Только часом позже выяснилось: пока мы кувыркались в траве, у меня
бесшумно, и, разумеется, бесследно повыкатывались все монетки. А так как крупных купюр не было с самого начала, то в итоге оказалось: нашей общей наличности не хватает даже на два билета метро…— Поезжай, — сказал я Гале, — поздно. Мама будет ругать.
— А ты? — удивилась Галя.
— «По долинам и по взгорьям, — попытался пропеть я, — шла дивизия вперед, чтобы сбоя взять Приморье…» Ну, и так дальше, я — пешком.
Галя посмотрела на меня, будто впервые увидела, и ничего не сказала. Пересчитала еще раз всю наличность, улыбнулась:
— Слушай, нам всего-то пятачка не хватает. — Тогда билет в метро стоил тридцать копеек. — Сейчас выберу душку военного и попрошу.
— Чего попросишь?
— Пятачок.
— Ты в уме? — запротестовал я. По понятиям, внушенным мне с молодых ногтей, просить считалось абсолютно безнравственным и позорным.
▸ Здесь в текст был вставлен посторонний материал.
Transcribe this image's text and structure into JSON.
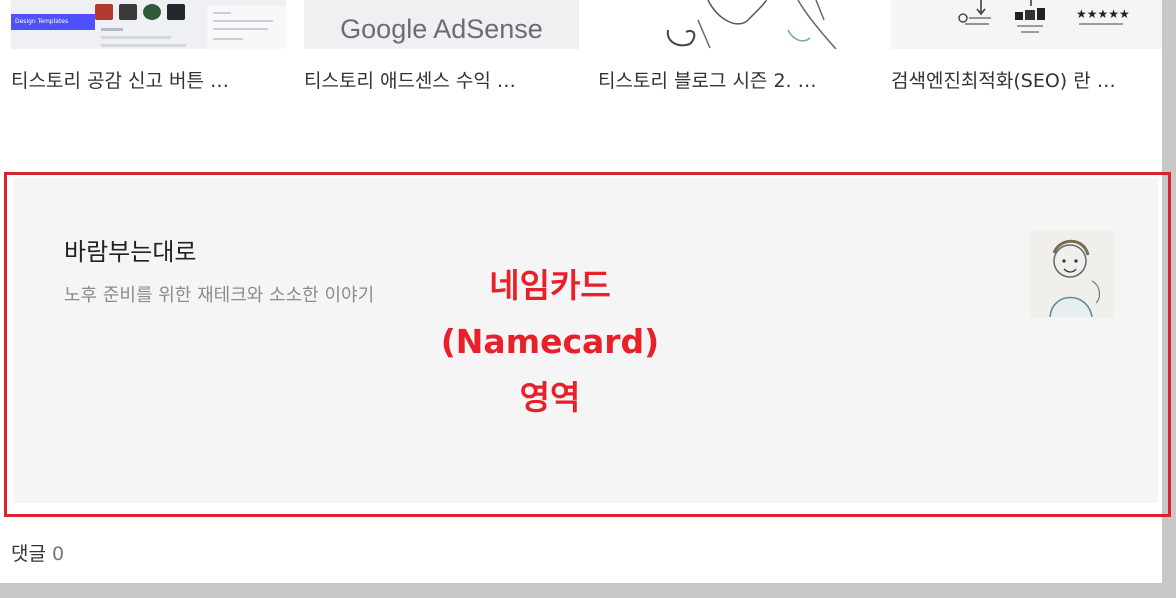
{
  "related_posts": [
    {
      "title": "티스토리 공감 신고 버튼 …",
      "thumb_caption": "Design Templates"
    },
    {
      "title": "티스토리 애드센스 수익 …",
      "thumb_text": "Google AdSense"
    },
    {
      "title": "티스토리 블로그 시즌 2. …"
    },
    {
      "title": "검색엔진최적화(SEO) 란 …"
    }
  ],
  "namecard": {
    "blog_name": "바람부는대로",
    "description": "노후 준비를 위한 재테크와 소소한 이야기",
    "annotation": [
      "네임카드",
      "(Namecard)",
      "영역"
    ],
    "annotation_color": "#e8202a",
    "frame_color": "#d9232e"
  },
  "comments": {
    "label": "댓글",
    "count": "0"
  }
}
Мещанин считал себя бесконечно выше, благороднее самого лучшего нищего. И неудивительно: своей духовной нищеты мещанин просто не осознавал.
Пока я бесполезно морщил лоб, делая вид, будто стараюсь что-то придумать, найти какой-то выход из положения, Галя подошла к военному со шпалой в петлицах и вежливо сказала:
— Извините, пожалуйста, можно попросить у вас пять копеек? Военный смешно притормозил, резко качнувшись на длинных, обутых в хромовые сапоги ногах, потешно козырнул Гале и осведомился:
— Именно пятачок вам нужен?
— Если можно… нам не хватает…
— Держи! — Он протянул Гале две желтенькие монетки — двух- и трехкопеечную.
Мы ехали домой в метро. Галя, кажется, уже позабыла о своем «подвиге», а я переживал: ну что за мужчина, позволяющий девушке… даме… добывать пятачок? Но тут мысль подло перескочила на другое: но Галя же сама объявила, что хочет быть моей собакой, значит, служить, угождать… Попрошайничать, клянчить, вымогательствовать… сколько, однако, на свете набирается гнуснейших слов! — отвратительно и стыдно. Тем более надо запомнить — твоя собака готова на все.
Мы доехали до площади Маяковского и тихонько пошли по улице Горького, пока не свернули в полутемный переулок. Здесь, перед самым расставанием, сам того не ожидая, я скомандовал:
— К но-ге! — и похлопал себя ладонью по бедру.
Сначала Галя не поняла.
Потом до нее дошло, и она прижалась боком к моему боку, и мы пошли шаг в шаг…
Я видел ее опущенную голову, видел напряженное лицо, ее глаз, следивший за мной.
Свинья! Я свинья! Ведь ликовал.
У подъезда серого, надстроенного дома я небрежно поцеловал Галю, ткнулся губами в ее лицо и поспешно ретировался.
Галино письмо разыскало меня на фронте. На конверте живого места не было — штампы, сопроводительные надписи, чернильные подтеки. Письмо шло ко мне почти год.
Так я узнал: она окончила ускоренный курс медицинского и вместо фронта, как мечтала и рассчитывала, получила назначение в сельскую больничку.
Жаловалась: рутина… жизнь тяжелая… Вокруг одни клюквенные болота. Деревенька маленькая, глухая. Ко всему над головами то и дело самолеты пролетают, гудят, нагоняя тоску и отчаяние.